Федосьев опять замолчал.

– Если же он этого не сделал, то у него, верно, были какие-нибудь причины. Можно предположить, например, что он сам вместе с Фишером развлекался на той квартире.

– Да, можно предположить и это, – сказал Браун.

– Тогда, в самом деле, зачем бы он стал откровенничать со следователем? Огласка таких дел Всегда чрезвычайно неприятна. А тут еще разные медикаменты, да откуда они взялись, да кто дал рецепт? Печать непременно подхватила бы, как всегда у нас, левая – если этот специалист правый, правая – если он левый. Ученый человек, быть может, с большим именем, ну, общественная репутация, ну, борода до колен – и вдруг такие похождения! Нехорошо!.. Самые свободные духом люди чрезвычайно боятся подобных историй. В Англии видный государственный деятель покончил с собой, чтобы избежать огласки одного дела.

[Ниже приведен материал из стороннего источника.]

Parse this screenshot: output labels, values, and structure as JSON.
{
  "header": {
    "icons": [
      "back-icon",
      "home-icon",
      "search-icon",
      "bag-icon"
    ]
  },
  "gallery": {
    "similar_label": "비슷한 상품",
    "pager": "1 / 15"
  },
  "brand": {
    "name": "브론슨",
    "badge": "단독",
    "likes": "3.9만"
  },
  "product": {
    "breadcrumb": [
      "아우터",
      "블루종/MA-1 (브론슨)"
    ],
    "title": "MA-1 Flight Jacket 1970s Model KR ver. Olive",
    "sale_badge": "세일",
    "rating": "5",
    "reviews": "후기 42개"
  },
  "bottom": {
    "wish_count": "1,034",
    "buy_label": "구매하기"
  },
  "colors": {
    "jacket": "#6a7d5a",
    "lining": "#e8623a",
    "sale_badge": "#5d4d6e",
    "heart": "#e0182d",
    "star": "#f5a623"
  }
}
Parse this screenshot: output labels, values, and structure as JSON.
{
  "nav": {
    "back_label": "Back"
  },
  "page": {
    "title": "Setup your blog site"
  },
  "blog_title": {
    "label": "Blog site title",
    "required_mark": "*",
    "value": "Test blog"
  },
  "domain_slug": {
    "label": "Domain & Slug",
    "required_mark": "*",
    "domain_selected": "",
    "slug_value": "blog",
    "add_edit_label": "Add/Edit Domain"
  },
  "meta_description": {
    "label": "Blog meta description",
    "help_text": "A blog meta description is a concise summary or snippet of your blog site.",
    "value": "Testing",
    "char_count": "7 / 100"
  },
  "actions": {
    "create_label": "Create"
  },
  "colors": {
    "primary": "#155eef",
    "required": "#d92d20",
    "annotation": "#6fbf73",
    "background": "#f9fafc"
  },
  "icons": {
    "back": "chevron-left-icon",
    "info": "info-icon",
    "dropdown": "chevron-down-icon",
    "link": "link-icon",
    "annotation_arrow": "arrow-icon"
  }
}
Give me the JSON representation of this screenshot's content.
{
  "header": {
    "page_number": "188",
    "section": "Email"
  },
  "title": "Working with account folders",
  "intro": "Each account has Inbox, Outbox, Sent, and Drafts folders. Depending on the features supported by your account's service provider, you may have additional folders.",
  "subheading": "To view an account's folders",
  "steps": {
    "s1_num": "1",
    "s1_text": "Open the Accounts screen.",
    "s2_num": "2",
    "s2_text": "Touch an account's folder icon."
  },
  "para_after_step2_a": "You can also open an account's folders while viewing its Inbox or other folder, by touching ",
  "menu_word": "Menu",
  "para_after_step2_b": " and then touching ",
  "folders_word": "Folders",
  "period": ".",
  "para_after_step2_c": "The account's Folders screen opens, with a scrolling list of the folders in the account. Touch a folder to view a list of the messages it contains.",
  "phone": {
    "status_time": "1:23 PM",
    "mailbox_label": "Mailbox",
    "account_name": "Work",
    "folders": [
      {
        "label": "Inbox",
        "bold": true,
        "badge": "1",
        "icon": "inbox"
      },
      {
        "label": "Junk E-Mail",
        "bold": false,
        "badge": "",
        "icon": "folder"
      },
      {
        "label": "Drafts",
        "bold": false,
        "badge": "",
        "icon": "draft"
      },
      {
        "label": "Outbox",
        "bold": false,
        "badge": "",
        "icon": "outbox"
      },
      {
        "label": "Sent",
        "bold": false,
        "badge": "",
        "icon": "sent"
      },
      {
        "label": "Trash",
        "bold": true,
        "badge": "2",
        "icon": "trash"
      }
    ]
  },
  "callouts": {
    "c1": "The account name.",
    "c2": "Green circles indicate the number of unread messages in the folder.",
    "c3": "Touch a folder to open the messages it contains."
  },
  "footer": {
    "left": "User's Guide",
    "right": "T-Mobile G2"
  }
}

А на легкий компромисс с совестью не беда пойти… Очень может быть, что дело было именно так. Но, с другой стороны, – продолжал с досадой Федосьев, – все это ведь только предположения, и притом ни на чем не основанные. Следствие, пожалуй, поступило бы правильно, если б не дало сбить себя с пути. Может быть, все-таки перед нами убийство и Фишера убил Пизарро?

– Конечно… А может быть и то, что прав следователь: не Загряцкий ли в самом деле убил Фишера? Вот уж, стало быть, есть целые четыре гипотезы: следователя, ваша и две мои. И все они более или менее правдоподобны. Если вдуматься, ваша самая интересная… Очень может быть, что вы ближе всего к истине.

Лицо Брауна было холодно и спокойно. Только в глазах его, как показалось Федосьеву, мелькала злоба.

– Что ж, – продолжал Браун, – вам, верно, приходилось читать сборники известных уголовных процессов? Почти во всех, от госпожи Лафарг до Роникера, правда так и осталась до конца не выясненной. Во Франции за десять лет было двести отравлений, в которых до разгадки допекаться не удалось.

– А вдруг здесь как-нибудь узнаем всю правду до конца?

– Вдруг здесь и узнаете, – повторил Браун. – Ведь и разгадки шарады иногда приходится ждать довольно долго.

– Что ж, подождем.

– Подождем… Куда торопиться?..

Он вдруг насторожился, повернув ухо к окну. Федосьев тоже прислушался.

– Мне показалось, выстрелы, – сказал Браун.

– И мне показалось. Революция, что ли, – усмехнувшись, ответил Федосьев. – Ну, что ж, пора… То есть это мне пора, а не революции, – пошутил он. – Вам, верно, давно хочется отдохнуть.

– Нет, я не устал.

– И разговор был такой интересный… Я прямо заслушался.

– Все удовольствие, как говорят французы, было на моей стороне, – ответил Браун.